The Securities and Exchange Commission is seeing an "appreciation" in company boardrooms "of the importance" of cybersecurity threats, Securities and Exchange Commission Chairman Jay Clayton said Monday.
"We're seeing increased expertise in the boardroom" on cybersecurity, he says, as companies look beyond cyberattack prevention. They're saying: "We've got this suite of data we need to protect. How can we wall it off? How can we segregate it?" Clayton said at a conference on regulatory developments held in Washington by the American Institute of Certified Public Accountants.
Companies, Clayton added, are also assessing which information they actually need. "What are the things we do need to do our business? Are we collecting them in a way that we can best protect them?" Having "not just a backward- looking conversation, but a forward-looking conversation in the boardroom is essential to moving this [cybersecurity] issue forward."
SEC Chief Accountant Wesley Bricker said at the conference that technology "can be an ally to companies in their financial reporting activities."

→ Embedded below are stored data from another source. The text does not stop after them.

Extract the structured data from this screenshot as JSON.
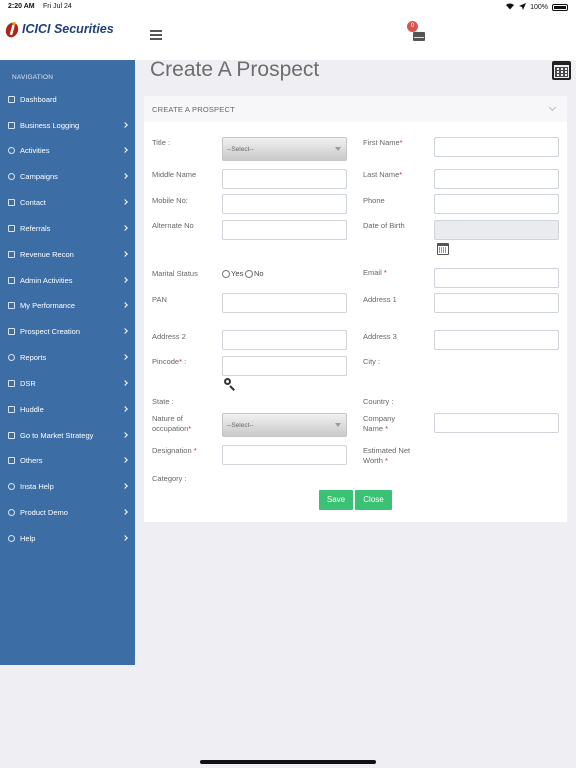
{
  "status_bar": {
    "time": "2:20 AM",
    "date": "Fri Jul 24",
    "battery": "100%"
  },
  "header": {
    "logo_text": "ICICI Securities",
    "notification_count": "0"
  },
  "sidebar": {
    "header": "NAVIGATION",
    "items": [
      {
        "label": "Dashboard",
        "icon": "monitor-icon",
        "chevron": false
      },
      {
        "label": "Business Logging",
        "icon": "key-icon",
        "chevron": true
      },
      {
        "label": "Activities",
        "icon": "clock-icon",
        "chevron": true
      },
      {
        "label": "Campaigns",
        "icon": "location-icon",
        "chevron": true
      },
      {
        "label": "Contact",
        "icon": "contact-icon",
        "chevron": true
      },
      {
        "label": "Referrals",
        "icon": "tag-icon",
        "chevron": true
      },
      {
        "label": "Revenue Recon",
        "icon": "inbox-icon",
        "chevron": true
      },
      {
        "label": "Admin Activities",
        "icon": "mail-icon",
        "chevron": true
      },
      {
        "label": "My Performance",
        "icon": "bar-chart-icon",
        "chevron": true
      },
      {
        "label": "Prospect Creation",
        "icon": "screen-icon",
        "chevron": true
      },
      {
        "label": "Reports",
        "icon": "settings-icon",
        "chevron": true
      },
      {
        "label": "DSR",
        "icon": "shield-icon",
        "chevron": true
      },
      {
        "label": "Huddle",
        "icon": "grid-icon",
        "chevron": true
      },
      {
        "label": "Go to Market Strategy",
        "icon": "window-icon",
        "chevron": true
      },
      {
        "label": "Others",
        "icon": "list-icon",
        "chevron": true
      },
      {
        "label": "Insta Help",
        "icon": "power-icon",
        "chevron": true
      },
      {
        "label": "Product Demo",
        "icon": "play-icon",
        "chevron": true
      },
      {
        "label": "Help",
        "icon": "info-icon",
        "chevron": true
      }
    ]
  },
  "page": {
    "title": "Create A Prospect"
  },
  "panel": {
    "title": "CREATE A PROSPECT",
    "title_label": "Title :",
    "title_select": "--Select--",
    "first_name": "First Name",
    "middle_name": "Middle Name",
    "last_name": "Last Name",
    "mobile_no": "Mobile No:",
    "phone": "Phone",
    "alternate_no": "Alternate No",
    "date_of_birth": "Date of Birth",
    "marital_status": "Marital Status",
    "yes": "Yes",
    "no": "No",
    "email": "Email",
    "pan": "PAN",
    "address1": "Address 1",
    "address2": "Address 2",
    "address3": "Address 3",
    "pincode": "Pincode",
    "city": "City :",
    "state": "State :",
    "country": "Country :",
    "nature_line1": "Nature of",
    "nature_line2": "occupation",
    "nature_select": "--Select--",
    "company_line1": "Company",
    "company_line2": "Name",
    "designation": "Designation",
    "net_worth_line1": "Estimated Net",
    "net_worth_line2": "Worth",
    "category": "Category :",
    "save": "Save",
    "close": "Close",
    "required_mark": "*",
    "pincode_suffix": " :"
  }
}
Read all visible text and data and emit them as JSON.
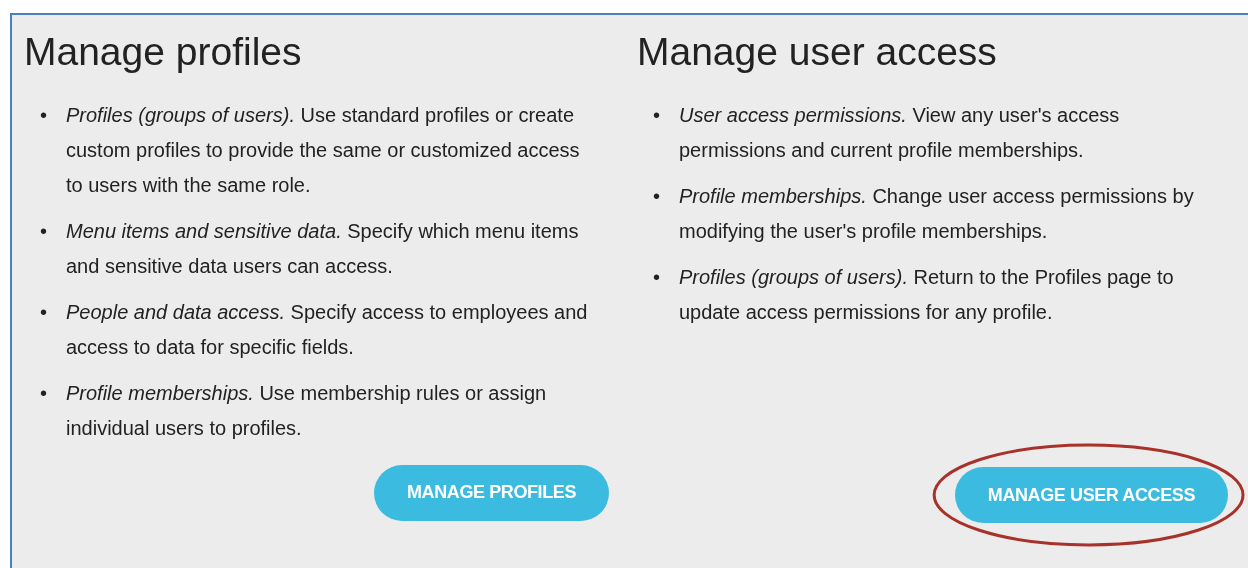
{
  "panels": [
    {
      "title": "Manage profiles",
      "bullets": [
        {
          "marker": "•",
          "text": "*Profiles (groups of users).* Use standard profiles or create custom profiles to provide the same or customized access to users with the same role."
        },
        {
          "marker": "•",
          "text": "*Menu items and sensitive data.* Specify which menu items and sensitive data users can access."
        },
        {
          "marker": "•",
          "text": "*People and data access.* Specify access to employees and access to data for specific fields."
        },
        {
          "marker": "•",
          "text": "*Profile memberships.* Use membership rules or assign individual users to profiles."
        }
      ],
      "button": {
        "label": "MANAGE PROFILES",
        "circled": false
      }
    },
    {
      "title": "Manage user access",
      "bullets": [
        {
          "marker": "•",
          "text": "*User access permissions.* View any user's access permissions and current profile memberships."
        },
        {
          "marker": "•",
          "text": "*Profile memberships.* Change user access permissions by modifying the user's profile memberships."
        },
        {
          "marker": "•",
          "text": "*Profiles (groups of users).* Return to the Profiles page to update access permissions for any profile."
        }
      ],
      "button": {
        "label": "MANAGE USER ACCESS",
        "circled": true
      }
    }
  ]
}
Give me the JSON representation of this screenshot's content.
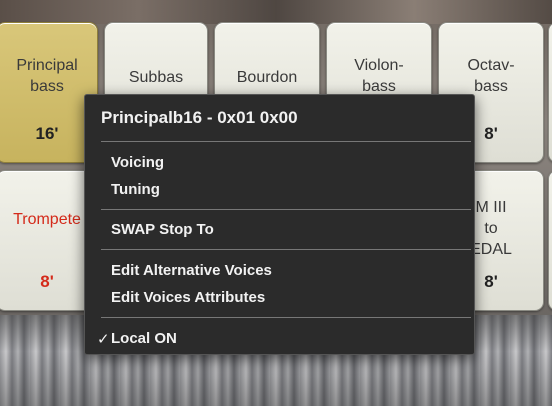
{
  "stops_row1": [
    {
      "name": "Principal\nbass",
      "feet": "16'",
      "active": true
    },
    {
      "name": "Subbas",
      "feet": ""
    },
    {
      "name": "Bourdon",
      "feet": ""
    },
    {
      "name": "Violon-\nbass",
      "feet": ""
    },
    {
      "name": "Octav-\nbass",
      "feet": "8'"
    }
  ],
  "stops_row2": [
    {
      "name": "Trompete",
      "feet": "8'"
    },
    {
      "name": "M III\nto\nEDAL",
      "feet": "8'"
    }
  ],
  "context_menu": {
    "title": "Principalb16 - 0x01 0x00",
    "items": {
      "voicing": "Voicing",
      "tuning": "Tuning",
      "swap": "SWAP Stop To",
      "edit_alt": "Edit Alternative Voices",
      "edit_attr": "Edit Voices Attributes",
      "local_on": "Local ON"
    },
    "checkmark": "✓"
  }
}
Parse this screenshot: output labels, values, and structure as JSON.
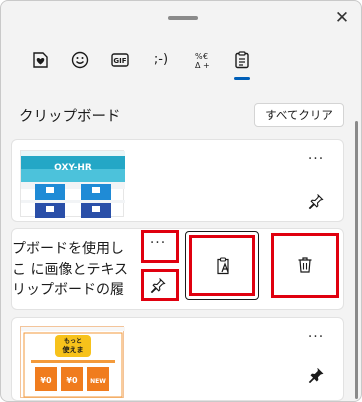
{
  "window": {
    "close_glyph": "✕"
  },
  "tabs": [
    {
      "name": "sticker",
      "icon": "heart-sticker-icon"
    },
    {
      "name": "emoji",
      "icon": "smiley-icon"
    },
    {
      "name": "gif",
      "label": "GIF",
      "icon": "gif-icon"
    },
    {
      "name": "kaomoji",
      "label": ";-)",
      "icon": "kaomoji-icon"
    },
    {
      "name": "symbols",
      "icon": "symbols-icon"
    },
    {
      "name": "clipboard",
      "icon": "clipboard-icon",
      "selected": true
    }
  ],
  "section": {
    "title": "クリップボード",
    "clear_all_label": "すべてクリア"
  },
  "items": [
    {
      "type": "image",
      "pinned": false,
      "more_glyph": "···"
    },
    {
      "type": "text",
      "pinned": false,
      "lines": [
        "プボードを使用し",
        "こ に画像とテキス",
        "リップボードの履"
      ],
      "more_glyph": "···"
    },
    {
      "type": "image",
      "pinned": true,
      "more_glyph": "···"
    }
  ],
  "image1": {
    "brand_text": "OXY-HR"
  },
  "image3": {
    "banner_line1": "もっと",
    "banner_line2": "使えま",
    "price_a": "¥0",
    "price_b": "¥0",
    "badge": "NEW"
  },
  "colors": {
    "accent": "#005fb8",
    "highlight_red": "#e0000f",
    "panel_bg": "#f3f3f3"
  }
}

Technology, he said, "enables good reporting in many, many instances. Technology also enables good auditing, in many, many instances. So it's an ally in advancing things." While technology can also "be the opponent; it doesn't need to be. Reconciling that difference is understanding what technology is designed to do and what it can do, and also what its limitations and risks are. What we don't want to achieve is a lower-quality reporting system just because we've augmented it."